Asked by: Jess Brown-Fuller (Liberal Democrat - Chichester)
Question to the HM Treasury:
To ask the Chancellor of the Exchequer, if she will make an assessment of the potential merits of exempting infected blood scandal compensation payments from Inheritance Tax when such payments are transferred to the next of kin of deceased victims.
Answered by Dan Tomlinson - Exchequer Secretary (HM Treasury)
Infected Blood compensation payments are relieved from inheritance tax under Schedule 15 of the Finance Act 2020. This is applied to the estate of the recipient of the compensation payment. Where these payments are subsequently inherited, they become part of the beneficiary’s estate and are subject to standard inheritance tax rules, in line with normal practice for compensation schemes.
This ensures victims receive full compensation without tax burdens whilst maintaining fairness in the tax system and protecting the public finances.
Asked by: Jess Brown-Fuller (Liberal Democrat - Chichester)
Question to the HM Treasury:
To ask the Chancellor of the Exchequer, what assessment she has made of the potential impact of trends in levels of charges incurred at ports due to customs procedures on small businesses.
Answered by James Murray - Chief Secretary to the Treasury
HMRC and Border Force do not typically charge for any customs related processes or checks carried out at ports, and any costs levied at ports are a commercial matter for port operators. HMRC is committed to making customs processes as simple as possible while ensuring effective checks are in place at the border and to reducing trader burden related to complying with customs obligations.
Asked by: Jess Brown-Fuller (Liberal Democrat - Chichester)
Question to the HM Treasury:
To ask the Chancellor of the Exchequer, what assessment her Department has made of the potential impact of a reduction on the savings limit on Individual Savings Accounts on savers.
Answered by Emma Reynolds - Secretary of State for Environment, Food and Rural Affairs
The Government is committed to incentivising greater saving and investment. Individual Savings Accounts (ISAs) help people save for their future goals and build greater financial resilience.

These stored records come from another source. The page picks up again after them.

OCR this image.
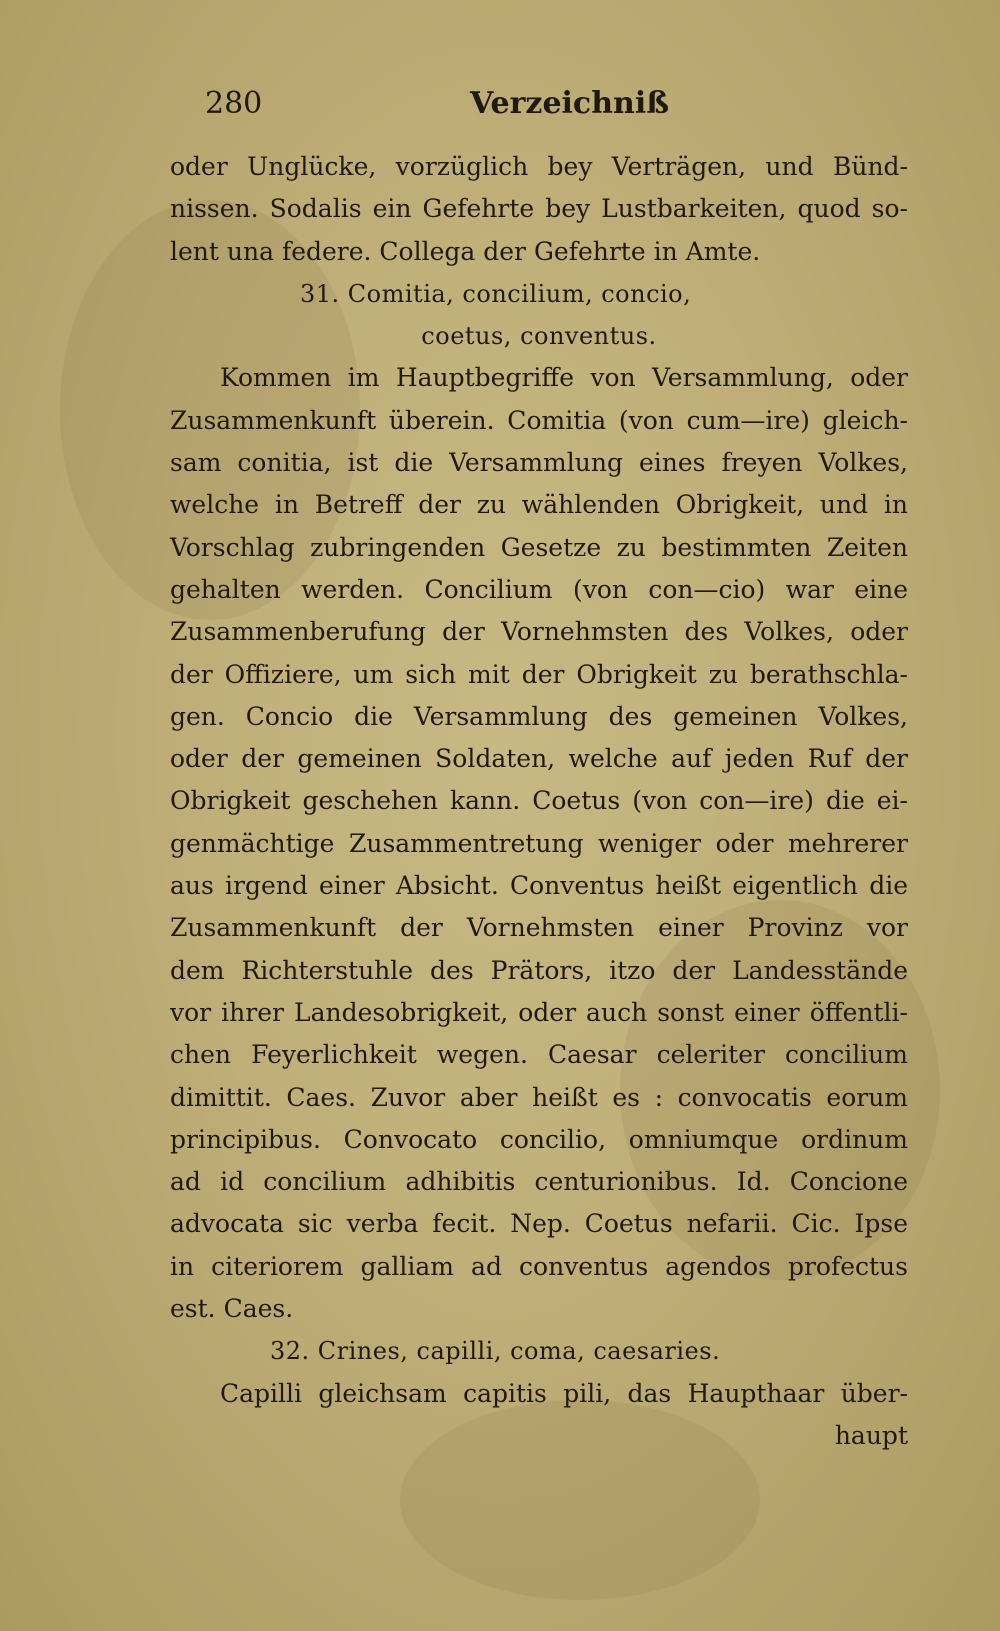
280	Verzeichniß
oder Unglücke, vorzüglich bey Verträgen, und Bünd-
nissen. Sodalis ein Gefehrte bey Lustbarkeiten, quod so-
lent una federe. Collega der Gefehrte in Amte.
31. Comitia, concilium, concio,
coetus, conventus.
Kommen im Hauptbegriffe von Versammlung, oder
Zusammenkunft überein. Comitia (von cum—ire) gleich-
sam conitia, ist die Versammlung eines freyen Volkes,
welche in Betreff der zu wählenden Obrigkeit, und in
Vorschlag zubringenden Gesetze zu bestimmten Zeiten
gehalten werden. Concilium (von con—cio) war eine
Zusammenberufung der Vornehmsten des Volkes, oder
der Offiziere, um sich mit der Obrigkeit zu berathschla-
gen. Concio die Versammlung des gemeinen Volkes,
oder der gemeinen Soldaten, welche auf jeden Ruf der
Obrigkeit geschehen kann. Coetus (von con—ire) die ei-
genmächtige Zusammentretung weniger oder mehrerer
aus irgend einer Absicht. Conventus heißt eigentlich die
Zusammenkunft der Vornehmsten einer Provinz vor
dem Richterstuhle des Prätors, itzo der Landesstände
vor ihrer Landesobrigkeit, oder auch sonst einer öffentli-
chen Feyerlichkeit wegen. Caesar celeriter concilium
dimittit. Caes. Zuvor aber heißt es : convocatis eorum
principibus. Convocato concilio, omniumque ordinum
ad id concilium adhibitis centurionibus. Id. Concione
advocata sic verba fecit. Nep. Coetus nefarii. Cic. Ipse
in citeriorem galliam ad conventus agendos profectus
est. Caes.
32. Crines, capilli, coma, caesaries.
Capilli gleichsam capitis pili, das Haupthaar über-
haupt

The Government recognises the important role that cash savings play in helping households build a financial buffer for a rainy day. The Government also wants to see more consumers participate in capital markets and benefit from the long-term financial security and returns that investing can provide.
The impact of any changes to ISAs would be set out in a tax information impact note. The Government continues to keep all aspects of savings policy under review.